Helcystogramma philomusum

Scientific classification
- Kingdom: Animalia
- Phylum: Arthropoda
- Class: Insecta
- Order: Lepidoptera
- Family: Gelechiidae
- Genus: Helcystogramma
- Species: H. philomusum
- Binomial name: Helcystogramma philomusum (Meyrick, 1918)
- Synonyms: Brachmia philomusa Meyrick, 1918; Onebala philomusa Meyrick, 1918; Helcystogramma philomusa (Meyrick, 1918);

= Helcystogramma philomusum =

- Authority: (Meyrick, 1918)
- Synonyms: Brachmia philomusa Meyrick, 1918, Onebala philomusa Meyrick, 1918, Helcystogramma philomusa (Meyrick, 1918)

Species of moth

Helcystogramma philomusum is a moth in the family Gelechiidae. It was described by Edward Meyrick in 1918. It is found in Sri Lanka and north-eastern India.

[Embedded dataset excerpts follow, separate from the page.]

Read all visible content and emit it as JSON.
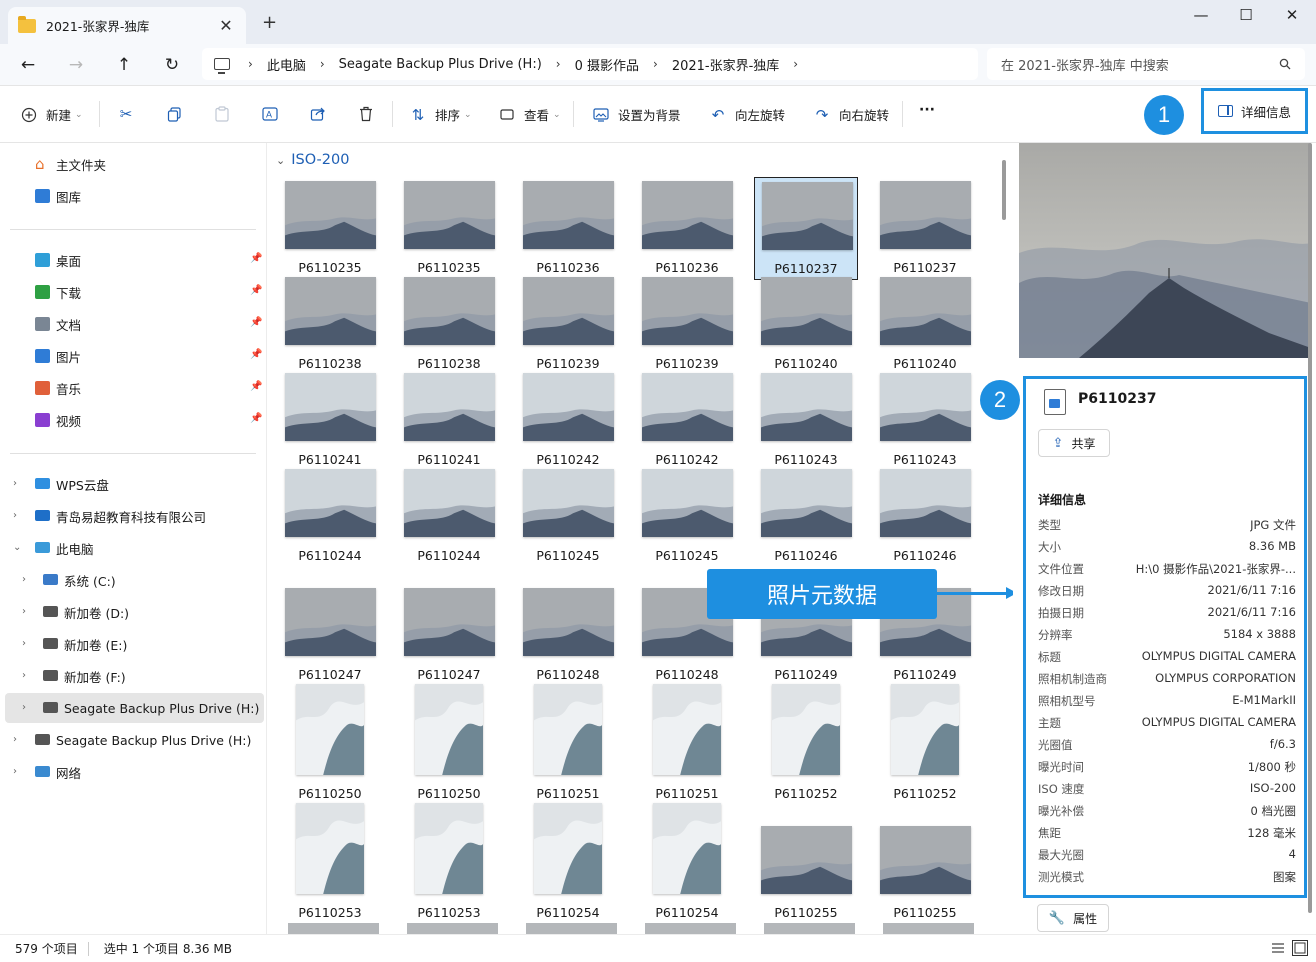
{
  "window": {
    "tab_title": "2021-张家界-独库",
    "tab_close": "✕",
    "new_tab": "+",
    "minimize": "—",
    "maximize": "☐",
    "close": "✕"
  },
  "address": {
    "crumbs": [
      "此电脑",
      "Seagate Backup Plus Drive (H:)",
      "0 摄影作品",
      "2021-张家界-独库"
    ],
    "search_placeholder": "在 2021-张家界-独库 中搜索"
  },
  "toolbar": {
    "new_label": "新建",
    "sort_label": "排序",
    "view_label": "查看",
    "set_background_label": "设置为背景",
    "rotate_left_label": "向左旋转",
    "rotate_right_label": "向右旋转",
    "more_label": "···",
    "details_label": "详细信息"
  },
  "markers": {
    "one": "1",
    "two": "2"
  },
  "sidebar": {
    "home": "主文件夹",
    "gallery": "图库",
    "quick": [
      {
        "label": "桌面",
        "color": "#2f9fd8"
      },
      {
        "label": "下载",
        "color": "#2ea043"
      },
      {
        "label": "文档",
        "color": "#7a8694"
      },
      {
        "label": "图片",
        "color": "#2f7cd6"
      },
      {
        "label": "音乐",
        "color": "#e0603a"
      },
      {
        "label": "视频",
        "color": "#8a3fd1"
      }
    ],
    "tree": [
      {
        "label": "WPS云盘",
        "color": "#2f8fe0",
        "expand": "›"
      },
      {
        "label": "青岛易超教育科技有限公司",
        "color": "#1e6fc8",
        "expand": "›"
      },
      {
        "label": "此电脑",
        "color": "#3a9ad9",
        "expand": "⌄"
      },
      {
        "label": "系统 (C:)",
        "color": "#3a7ac8",
        "expand": "›"
      },
      {
        "label": "新加卷 (D:)",
        "color": "#555555",
        "expand": "›"
      },
      {
        "label": "新加卷 (E:)",
        "color": "#555555",
        "expand": "›"
      },
      {
        "label": "新加卷 (F:)",
        "color": "#555555",
        "expand": "›"
      },
      {
        "label": "Seagate Backup Plus Drive (H:)",
        "color": "#555555",
        "expand": "›"
      },
      {
        "label": "Seagate Backup Plus Drive (H:)",
        "color": "#555555",
        "expand": "›"
      },
      {
        "label": "网络",
        "color": "#3a8ad0",
        "expand": "›"
      }
    ]
  },
  "group": {
    "name": "ISO-200"
  },
  "files": [
    "P6110235",
    "P6110235",
    "P6110236",
    "P6110236",
    "P6110237",
    "P6110237",
    "P6110238",
    "P6110238",
    "P6110239",
    "P6110239",
    "P6110240",
    "P6110240",
    "P6110241",
    "P6110241",
    "P6110242",
    "P6110242",
    "P6110243",
    "P6110243",
    "P6110244",
    "P6110244",
    "P6110245",
    "P6110245",
    "P6110246",
    "P6110246",
    "P6110247",
    "P6110247",
    "P6110248",
    "P6110248",
    "P6110249",
    "P6110249",
    "P6110250",
    "P6110250",
    "P6110251",
    "P6110251",
    "P6110252",
    "P6110252",
    "P6110253",
    "P6110253",
    "P6110254",
    "P6110254",
    "P6110255",
    "P6110255"
  ],
  "callout": {
    "label": "照片元数据"
  },
  "details": {
    "file_name": "P6110237",
    "share_label": "共享",
    "section_title": "详细信息",
    "rows": [
      {
        "k": "类型",
        "v": "JPG 文件"
      },
      {
        "k": "大小",
        "v": "8.36 MB"
      },
      {
        "k": "文件位置",
        "v": "H:\\0 摄影作品\\2021-张家界-..."
      },
      {
        "k": "修改日期",
        "v": "2021/6/11 7:16"
      },
      {
        "k": "拍摄日期",
        "v": "2021/6/11 7:16"
      },
      {
        "k": "分辨率",
        "v": "5184 x 3888"
      },
      {
        "k": "标题",
        "v": "OLYMPUS DIGITAL CAMERA"
      },
      {
        "k": "照相机制造商",
        "v": "OLYMPUS CORPORATION"
      },
      {
        "k": "照相机型号",
        "v": "E-M1MarkII"
      },
      {
        "k": "主题",
        "v": "OLYMPUS DIGITAL CAMERA"
      },
      {
        "k": "光圈值",
        "v": "f/6.3"
      },
      {
        "k": "曝光时间",
        "v": "1/800 秒"
      },
      {
        "k": "ISO 速度",
        "v": "ISO-200"
      },
      {
        "k": "曝光补偿",
        "v": "0 档光圈"
      },
      {
        "k": "焦距",
        "v": "128 毫米"
      },
      {
        "k": "最大光圈",
        "v": "4"
      },
      {
        "k": "测光模式",
        "v": "图案"
      }
    ],
    "properties_label": "属性"
  },
  "status": {
    "count": "579 个项目",
    "selection": "选中 1 个项目  8.36 MB"
  }
}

The wingspan is about 9 mm. The forewings are whitish ochreous, the cell suffused with light fuscous and the plical stigma forming an ochreous spot irrorated (sprinkled) with black, preceded and followed by some black irroration on the fold. There is a streak of black irroration from before the middle of the disc to beneath the apex, interrupted on end of cell by a roundish whitish-ochreous blotch enclosing a fuscous-ochreous spot, and three fine interneural lines of black irroration between the cell and termen beneath this. There are also a few scattered black scales in a line from before the middle of the costa to the upper angle of the cell and the apex and termen are suffused with light fuscous. The hindwings are pale grey.